Question

Two uniform rods $\text{A}$ and $\text{B}$ are rigidly joined end to end and is pivoted at point $P$, such that it can freely rotate about point $P$ in a vertical plane. A small object moving horizontally, hits the lower end of the combination and stick to it. What should be the velocity of the object so that the system could just be raised to the horizontal position ?

• A. $3.3\text{m/s}$
• B. $4.3\text{m/s}$
• C. $5.3\text{m/s}$
• D. $6.3\text{m/s}$

Answer 1

The correct option is D $6.3\text{m/s}$

Given, $m=0.05\text{kg},m_A=0.01\text{kg},m_B=0.02\text{kg}$ and $l=0.6\text{m}$

The combination of the rods get rotated about point $P$.

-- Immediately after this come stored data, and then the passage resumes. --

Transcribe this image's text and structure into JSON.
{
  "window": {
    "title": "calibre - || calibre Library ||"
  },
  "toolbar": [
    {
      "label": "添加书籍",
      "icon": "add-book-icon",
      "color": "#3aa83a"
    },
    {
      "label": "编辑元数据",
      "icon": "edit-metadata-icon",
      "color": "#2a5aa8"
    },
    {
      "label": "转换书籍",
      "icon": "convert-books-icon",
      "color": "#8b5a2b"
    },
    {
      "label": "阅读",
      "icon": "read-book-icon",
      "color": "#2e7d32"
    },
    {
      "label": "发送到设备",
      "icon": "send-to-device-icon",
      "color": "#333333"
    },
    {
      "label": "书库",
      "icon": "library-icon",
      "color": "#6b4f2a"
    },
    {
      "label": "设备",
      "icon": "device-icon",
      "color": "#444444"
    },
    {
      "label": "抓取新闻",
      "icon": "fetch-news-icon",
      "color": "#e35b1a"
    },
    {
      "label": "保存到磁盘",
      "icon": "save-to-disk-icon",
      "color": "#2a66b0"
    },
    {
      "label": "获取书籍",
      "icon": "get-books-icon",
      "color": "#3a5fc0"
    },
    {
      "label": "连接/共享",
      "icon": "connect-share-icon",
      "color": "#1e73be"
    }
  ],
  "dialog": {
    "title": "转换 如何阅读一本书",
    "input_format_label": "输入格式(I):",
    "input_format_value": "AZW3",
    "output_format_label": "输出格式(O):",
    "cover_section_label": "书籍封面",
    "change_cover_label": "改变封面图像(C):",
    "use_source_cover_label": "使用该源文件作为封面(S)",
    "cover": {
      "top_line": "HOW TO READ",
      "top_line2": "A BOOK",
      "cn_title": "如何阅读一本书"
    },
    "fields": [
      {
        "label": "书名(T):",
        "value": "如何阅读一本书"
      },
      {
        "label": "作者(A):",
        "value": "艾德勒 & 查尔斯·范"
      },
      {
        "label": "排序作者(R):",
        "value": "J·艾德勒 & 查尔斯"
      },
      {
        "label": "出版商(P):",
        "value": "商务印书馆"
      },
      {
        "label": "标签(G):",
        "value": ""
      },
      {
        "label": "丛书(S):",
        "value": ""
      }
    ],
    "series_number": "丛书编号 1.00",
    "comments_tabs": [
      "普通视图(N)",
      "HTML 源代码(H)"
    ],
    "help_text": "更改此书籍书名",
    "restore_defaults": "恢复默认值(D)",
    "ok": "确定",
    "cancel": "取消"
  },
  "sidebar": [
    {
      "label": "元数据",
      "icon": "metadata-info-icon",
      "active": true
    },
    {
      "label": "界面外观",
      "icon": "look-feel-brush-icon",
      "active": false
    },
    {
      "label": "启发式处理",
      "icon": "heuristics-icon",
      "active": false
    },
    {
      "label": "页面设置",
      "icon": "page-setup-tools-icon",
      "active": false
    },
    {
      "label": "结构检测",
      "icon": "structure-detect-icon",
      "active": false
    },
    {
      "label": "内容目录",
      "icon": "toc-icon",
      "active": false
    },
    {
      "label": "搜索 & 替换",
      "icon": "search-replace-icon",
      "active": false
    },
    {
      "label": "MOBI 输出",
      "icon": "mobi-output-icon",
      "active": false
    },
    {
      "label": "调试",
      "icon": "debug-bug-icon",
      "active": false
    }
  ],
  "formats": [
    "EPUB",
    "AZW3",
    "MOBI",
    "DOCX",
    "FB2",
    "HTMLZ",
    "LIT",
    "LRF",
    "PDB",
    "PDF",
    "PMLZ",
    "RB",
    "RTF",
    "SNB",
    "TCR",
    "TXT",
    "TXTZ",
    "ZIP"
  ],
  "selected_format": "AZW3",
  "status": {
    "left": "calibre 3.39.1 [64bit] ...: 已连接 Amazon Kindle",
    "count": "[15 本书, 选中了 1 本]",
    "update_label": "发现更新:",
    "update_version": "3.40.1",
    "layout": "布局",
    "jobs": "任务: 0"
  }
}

So, moment of inertia of the system about the axis passing through point $P$ and perpendicular to the vertical plane (from parallel axis theorem) is given by ,

Moment of inertia of rod $\text{A}$ about $P$ $I_1=\frac{m_A{l}^2}{3}$

Moment of inertia of rod $\text{B}$ about $P$ $I_2=\frac{m_B{l}^2}{12}+m_B{(\frac{l}{2}+l)}^2$

Moment of inertia of object about $P$ $I_3=m(2l{)}^2$

Net moment of inertia about point $P$

$I_p=m(2l{)}^2+\frac{m_A{l}^2}{3}+m_B[\frac{l^2}{12}+{(\frac{l}{2}+l)}^2]$

Substituting the given values, we get

$I_p=0.09{\text{kg-m}}^2$

Since there is no external torque acting on the system about $P$,

From law of conservation of angular momentum we can say that,

$L_i=L_f$ (about $P$)

$\Rightarrow mv\left(2l\right)=I_p\omega$

From the data given in the question,

$0.05\times u\times 2\times 0.6=0.09\times \omega \Rightarrow \omega =0.67u.......\left(1\right)$

Applying law of conservation of mechanical energy after collision

$K_i+U_i\text{(vertical position of rods)}=K_f+U_f\text{(horizontal position of rods)}$

$\Rightarrow \frac{1}{2}{I}_p{\omega }^2+0=0+[mg\left(2l\right)+m_{A}g(\frac{l}{2})+m_{B}g(l+\frac{l}{2})]$

$\Rightarrow \frac{1}{2}\times 0.09\times {\omega }^2=(0.05\times 10\times 2\times 0.6)+(0.01\times 10\times \frac{0.6}{2})+(0.02\times 10\times (0.6+\frac{0.6}{2}))$

$\Rightarrow {\omega }^2=17.64(\text{rad/s}{)}^2\Rightarrow \omega \approx 4.2\text{rad/s}$

Substituting the value of $\omega$ in Eq. $\left(1\right)$, we get

$u=\frac{4.2}{0.67}\approx 6.3\text{m/s}$

Hence, option (d) is the correct answer.